It is generally assumed that telling friends and family about your current goals is beneficial. A great deal of research has shown that when people explicitly state their intentions, they are more likely to follow through. This might be for a number of reasons including the need for self-consistency and the benefits of social support.
However, a recent investigation showed that publicizing your goals may actually lead to a lower likelihood of working toward them. In 4 studies, Peter Gollwitzer and colleagues (2009) asked people to report how important certain goals were to them. These responses were then turned into the experimenter who read them over (making them socially known) or set it aside without looking at them (making them private). Following this, the students completed tasks that were related to their goals. In all studies, they found that while both groups were made up of people strongly committed to their goals, it was people who kept their goals private that were more likely to actually engage in behaviors that were consistent with their intentions.

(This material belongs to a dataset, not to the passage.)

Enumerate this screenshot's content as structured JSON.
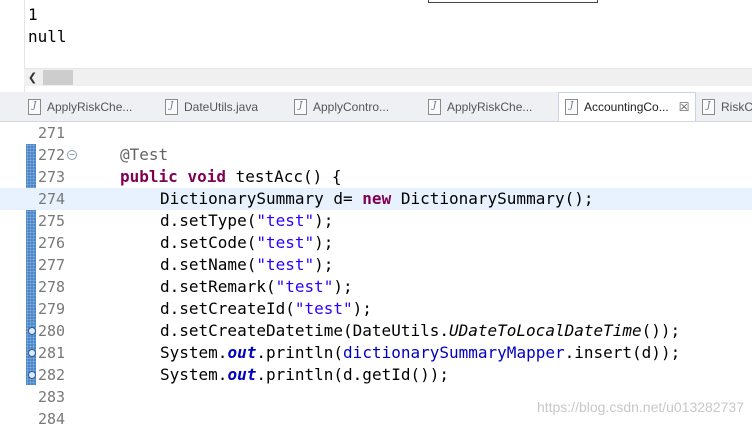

This finding, while somewhat surprising, is actually consistent with work done by classic theorists such as Kurt Lewin. Namely, the act of stating one’s intentions publicly is symbolic and creates a premature feeling of success, leading people to feel as if they’re already on their way to achieving their goals. In turn, this false sense of accomplishment makes people less likely to engage in the necessary behaviors for achieving those goals. And with this, I’m off to work on some of my own goals, none of which I can or should tell you about.